Cherubino Staldi

Personal information
- Born: 11 March 1911 Trieste, Italy
- Died: 28 June 2002 (aged 91)

Chess career
- Country: Italy

= Cherubino Staldi =

Italian chess player

Cherubino Staldi (11 March 1911 – 28 June 2002) was an Italian chess master, Italian Chess Championship winner (1947).

==Biography==
Cherubino Staldi participated in several Italian Chess Championships. In 1935, in Florence he shared 6th – 7th place with Mario Napolitano and obtained the title of National Chess Master. In 1947, in Rome Staldi shared 1st – 2nd place with Vincenzo Castaldi. Both chess players were declared as Italian chess champions. In 1954, in Trieste he shared 1st – 2nd place with Vincenzo Nestler but loss play-off match with 2:5 (+1, =2, –4).

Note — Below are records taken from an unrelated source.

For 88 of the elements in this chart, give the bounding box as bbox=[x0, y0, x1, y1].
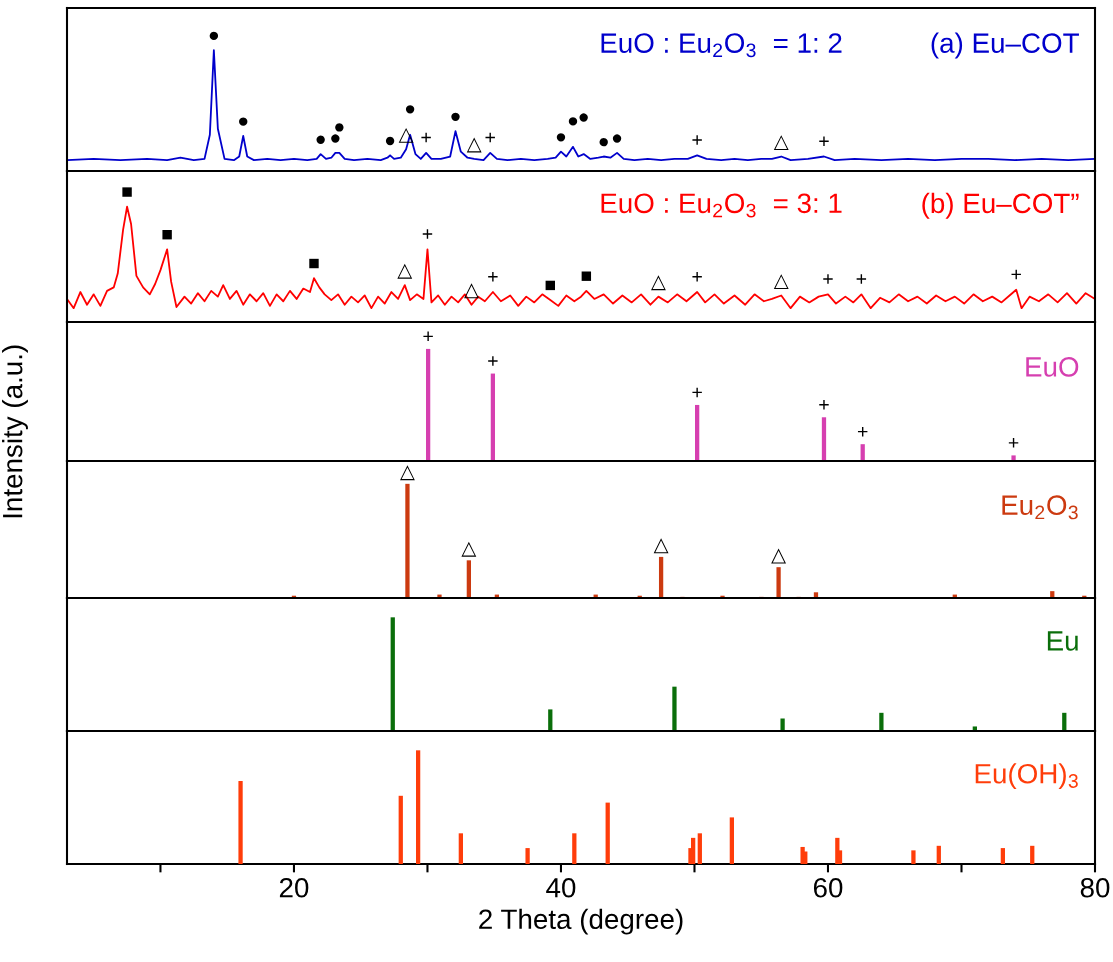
annotation: ● bbox=[239, 117, 248, 126]
annotation: △ bbox=[773, 135, 789, 151]
annotation: ■ bbox=[309, 258, 319, 269]
annotation: ● bbox=[568, 117, 578, 126]
annotation: △ bbox=[398, 127, 414, 143]
bar bbox=[390, 617, 395, 731]
annotation: △ bbox=[397, 263, 413, 279]
annotation: + bbox=[488, 271, 498, 282]
annotation: + bbox=[823, 274, 833, 284]
annotation: ● bbox=[451, 112, 460, 121]
annotation: Eu$_{2}$O$_{3}$ bbox=[1002, 495, 1078, 520]
x-axis-title: 2 Theta (degree) bbox=[479, 908, 683, 935]
annotation: ■ bbox=[162, 230, 172, 240]
annotation: ■ bbox=[545, 280, 555, 291]
annotation: △ bbox=[651, 275, 666, 291]
bar bbox=[821, 417, 827, 461]
annotation: ■ bbox=[581, 271, 592, 281]
bar bbox=[238, 781, 243, 864]
annotation: Eu bbox=[1047, 631, 1078, 651]
bar bbox=[695, 404, 700, 461]
annotation: Eu(OH)$_{3}$ bbox=[975, 763, 1078, 790]
bar bbox=[548, 709, 553, 731]
bar bbox=[525, 848, 530, 864]
annotation: △ bbox=[461, 541, 477, 557]
bar bbox=[672, 686, 677, 731]
annotation: + bbox=[422, 229, 433, 239]
annotation: + bbox=[1011, 269, 1021, 280]
annotation: EuO : Eu$_{2}$O$_{3}$ = 1: 2 bbox=[601, 33, 842, 58]
bar bbox=[803, 851, 808, 864]
annotation: ● bbox=[556, 133, 566, 142]
bar bbox=[398, 795, 403, 864]
bar bbox=[426, 348, 431, 461]
annotation: ● bbox=[612, 134, 622, 143]
bar bbox=[572, 833, 577, 864]
bar bbox=[415, 750, 421, 864]
annotation: ● bbox=[316, 135, 325, 144]
annotation: + bbox=[819, 136, 829, 146]
annotation: △ bbox=[771, 548, 787, 564]
annotation: △ bbox=[653, 538, 669, 554]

Cherubino Staldi played for Italy in the Chess Olympiad:
- In 1937, at fourth board in the 7th Chess Olympiad in Stockholm (+5, =2, -7).

Cherubino Staldi played for Italy in the unofficial Chess Olympiad:
- In 1936, at first reserve board in the 3rd unofficial Chess Olympiad in Munich (+5, =3, -5).